Esto es lo que le preguntamos hoy a Carson McCullers en este feliz día en que se inaugura un nuevo curso de la ya conocida y afamada tertulia psicoliteraria “Liter-a-tulia”. Y la buena de Carson nos explica con paciencia, y no se si con mucha convicción, que todo fue por causa del wisqui, el famoso wisqui que la propia miss Amelia fabricaba y bebía sin pudor, en la  cena, mientras palpaba la musculatura de su brazo para comprobar ahí su propia masculinidad. Así fue como empezó aquel día alojando en su casa al enano en uno de aquellos dormitorios encima del almacén, y enseguida quedo todo tan oscuro como el pueblo. Eso nos dice ella y en verdad que nos ha dejado una historia bastante oscura. Miss Amelia se había casado con su primer marido sin saber por qué, tal vez porque había visto de lejos, y en otros, el reflejo tangencial de esa luz que emana del amor, pero sin que a ella llegase a rozarla. Tal vez fue así, pero no le gustó la experiencia; y ella no paró hasta llegar a pegarle y a echar de allí al pobre hombre. Esta es la primera parte de la historia.     

En el siglo XVII , la corte española estaba bien poblada de enanos, bufones, tarados mentales, enfermos, contrahechos y demás personajes raros que vivían en el palacio real, que fueron causa de risa y entretenimiento para los reyes y la nobleza. Se les llamaba “las sabandijas de palacio”, y estaban allí porque nadie sabía dónde ponerlos, y porque servían de contraste a los sanos para que estos se sintiesen superiores. De ellos, de su papel en la corte española y en otras cortes europeas, hay libros enteros dedicados a estudiar sus figuras y personalidades. Estos también eran llamados “Hombres de placer”. Pero esto ya pasó.

Yo no se qué reguero de inspiración o que reducto de misterio y curiosidad fueron los que llegaron hasta Novokov o hasta Carson McCullers, que bien pasado el XVII vuelven a hablarnos de enanos en relación con el amor.

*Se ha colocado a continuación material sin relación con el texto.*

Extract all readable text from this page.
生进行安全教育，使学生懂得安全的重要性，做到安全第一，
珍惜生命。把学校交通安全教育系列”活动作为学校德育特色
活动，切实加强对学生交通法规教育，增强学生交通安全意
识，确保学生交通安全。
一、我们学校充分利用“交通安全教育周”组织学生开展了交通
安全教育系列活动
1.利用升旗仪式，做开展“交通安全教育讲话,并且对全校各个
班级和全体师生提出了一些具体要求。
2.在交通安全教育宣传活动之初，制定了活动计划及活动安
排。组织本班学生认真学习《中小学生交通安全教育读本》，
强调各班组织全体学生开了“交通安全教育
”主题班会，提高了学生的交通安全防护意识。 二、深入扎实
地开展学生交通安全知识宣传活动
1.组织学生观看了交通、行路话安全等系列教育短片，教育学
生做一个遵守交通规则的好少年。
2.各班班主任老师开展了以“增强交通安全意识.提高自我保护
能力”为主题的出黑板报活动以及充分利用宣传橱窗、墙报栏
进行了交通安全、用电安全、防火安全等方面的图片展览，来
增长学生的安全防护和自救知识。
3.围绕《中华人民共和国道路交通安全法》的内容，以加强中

Tal vez sea la gracia o la curiosidad que suscita el pensar en la ridiculez de ellos, tan pequeños, trepando por el cuerpo de un adulto normal, para comparar y ver qué desgraciados son esos seres frente a los que por suerte no padecen o padecemos tal deformidad. O tal vez sea porque el amor es el único Absoluto que nos sigue a todas partes, junto al Absoluto de la nada y de Dios.

Así es que la historia se repite y los enanos nos sirven, tal vez, para que nosotros nos sintamos mejor con la comparación. Pero hay algo más que estos dos escritores han querido tocar, y se trata de pensar en si con esos seres deformes es posible el amor. En esto Novokov fue más explícito y llegó hasta el final del juego amoroso cuando nos hablo del Elfo Patata que fue abandonado con tanta crueldad; en cambio ahora, Carson McCullers, deja pasar todo el relato sin casi hablarnos de dicho juego, para presentarnos un final rarísimo donde vamos a conocer a un ser, el  Primo Lymón, frío, calculador, y tal vez vengativo.

¿Vengativo? Pudiera ser, pero ¿de qué se vengó?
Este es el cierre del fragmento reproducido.